Therefor, while this Observer piece may be indicative of where the government is going on the issue, we cannot be certain it is anything more than Faris’ opinion and the course he is probably advising Saleh to take. I guess in the coming weeks we’ll see if Mr. Sanabani wins out.
(Note: this was probably “proofread” by one of the foreign staff. However, an opinion piece like this would not normally go out without Faris’ approval.)
(2nd Note: Notice that the article is calling out the Anti-Corruption Authority… Setting them up to be the heroes? Mumkin.)
Five nuclear plants? What’s the big deal?
Written By: Staff Editor
Article Date: Oct 6, 2007 – 3:41:13 AM
As it turns out, the American company that the Yemeni Ministry of Electricity and Energy is considering for a $15 billion project to build five nuclear plants in Yemen has no experience whatsoever in building nuclear facilities.
Is Yemen so desperate for nuclear power that the Ministry of Electricity and Energy will chose any corporation to build Yemen’s nuclear plants?
No.
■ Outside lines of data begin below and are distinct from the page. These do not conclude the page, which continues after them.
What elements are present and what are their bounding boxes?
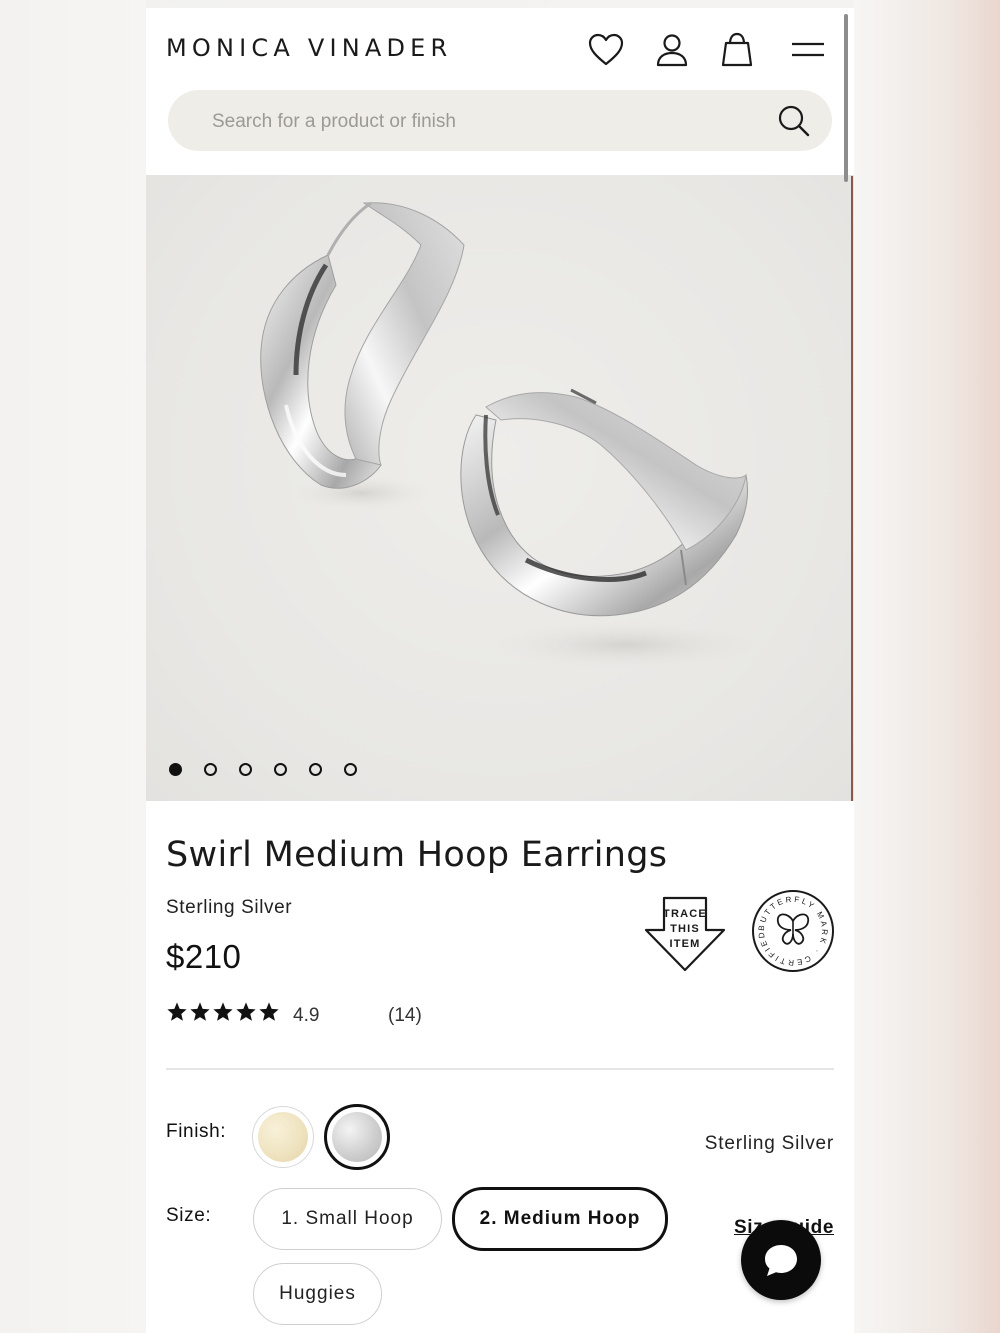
page-scrollbar[interactable] <box>844 14 848 182</box>
star-icon <box>167 1002 187 1021</box>
brand-logo[interactable]: MONICA VINADER <box>166 34 452 62</box>
user-icon <box>656 34 688 67</box>
size-option-small-hoop[interactable]: 1. Small Hoop <box>253 1188 442 1250</box>
butterfly-mark-badge[interactable]: BUTTERFLY MARK · CERTIFIED · <box>747 881 836 979</box>
search-button[interactable] <box>776 103 812 139</box>
finish-swatch-silver[interactable] <box>324 1104 390 1170</box>
gallery-dot-1[interactable] <box>169 763 182 776</box>
trace-line-1: TRACE <box>663 908 707 920</box>
star-icon <box>213 1002 233 1021</box>
menu-icon <box>792 42 824 57</box>
trace-line-3: ITEM <box>669 938 700 950</box>
search-input[interactable] <box>210 90 754 153</box>
size-label: Size: <box>166 1205 212 1226</box>
star-icon <box>190 1002 210 1021</box>
rating-value: 4.9 <box>293 1005 320 1026</box>
search-bar <box>168 90 832 153</box>
wishlist-button[interactable] <box>588 32 624 68</box>
product-image-gallery[interactable] <box>146 175 854 801</box>
gold-swatch-color <box>258 1112 308 1162</box>
product-material: Sterling Silver <box>166 897 293 918</box>
background-left <box>0 0 146 1333</box>
chat-bubble-icon <box>765 1245 797 1276</box>
gallery-edge <box>851 176 853 801</box>
review-count-link[interactable]: (14) <box>388 1005 422 1027</box>
account-button[interactable] <box>654 32 690 68</box>
product-title: Swirl Medium Hoop Earrings <box>166 835 668 875</box>
bag-icon <box>721 32 753 67</box>
trace-line-2: THIS <box>670 923 700 935</box>
silver-swatch-color <box>332 1112 382 1162</box>
cart-button[interactable] <box>719 32 755 68</box>
trace-this-item-badge[interactable]: TRACE THIS ITEM <box>644 896 726 977</box>
size-option-medium-hoop[interactable]: 2. Medium Hoop <box>452 1187 668 1251</box>
finish-swatch-gold[interactable] <box>252 1106 314 1168</box>
gallery-dot-5[interactable] <box>309 763 322 776</box>
search-icon <box>778 105 810 137</box>
heart-icon <box>588 33 624 66</box>
background-right <box>854 0 1000 1333</box>
gallery-dot-2[interactable] <box>204 763 217 776</box>
gallery-dot-4[interactable] <box>274 763 287 776</box>
selected-finish-value: Sterling Silver <box>704 1133 834 1154</box>
menu-button[interactable] <box>790 32 826 68</box>
trace-arrow-icon: TRACE THIS ITEM <box>644 896 726 972</box>
butterfly-mark-icon: BUTTERFLY MARK · CERTIFIED · <box>747 881 834 972</box>
rating-stars[interactable] <box>166 1001 280 1023</box>
finish-label: Finish: <box>166 1121 227 1142</box>
star-icon <box>259 1002 279 1021</box>
gallery-dot-6[interactable] <box>344 763 357 776</box>
gallery-dot-3[interactable] <box>239 763 252 776</box>
star-icon <box>236 1002 256 1021</box>
gallery-pagination <box>169 763 357 776</box>
product-image <box>260 201 766 670</box>
size-option-huggies[interactable]: Huggies <box>253 1263 382 1325</box>
section-divider <box>166 1068 834 1070</box>
product-page: MONICA VINADER Search for a product or f… <box>146 8 854 1333</box>
product-price: $210 <box>166 938 242 975</box>
chat-button[interactable] <box>741 1220 821 1300</box>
It’s not desperation that is leading the country towards a potential nuclear disaster, it is “coincidence.”It appears that the Texas-based company, called Powered Corporation, is headed by a Yemeni-American named Jalal Alghani who attended the same American university at the same time as the Yemeni Minister of Electricity and Energy, Mustafa Bahran, who is in charge of approving the deal.
Bahran’s classmate, Alghani, has a very shady background. He served as Vice Chairman and CFO of another US company called Adair International Oil & Gas Inc. from 1990 to 2002, but lost his position after a group of Adair stockholders and former management members made allegations that Alghani had committed fraud, had mismanaged the company, and had misrepresented the company’s ability to raise funds for business ventures. According the Powered Corporation’s own website, that angry Adair group also claimed that Alghani had misstated his academic credentials and that various governmental agencies were investigating him for criminal activities. Of course Alghani denied the allegations and he was never charged, but does Yemen really want to put something as expensive and potentially catastrophic as five nuclear power plants in the hands of someone who, for all we know, could be a con artist?
Wasn’t the whole point of establishing the Supreme Anti-Corruption Authority to protect the people of Yemen from corrupt officials who make major deals with complete charlatans for crooked reasons? So, what is the Authority going to do about this? And when? So far, it has been the press that has served the people by doing exactly what the press is intended to do-act as a watchdog and bark like hell.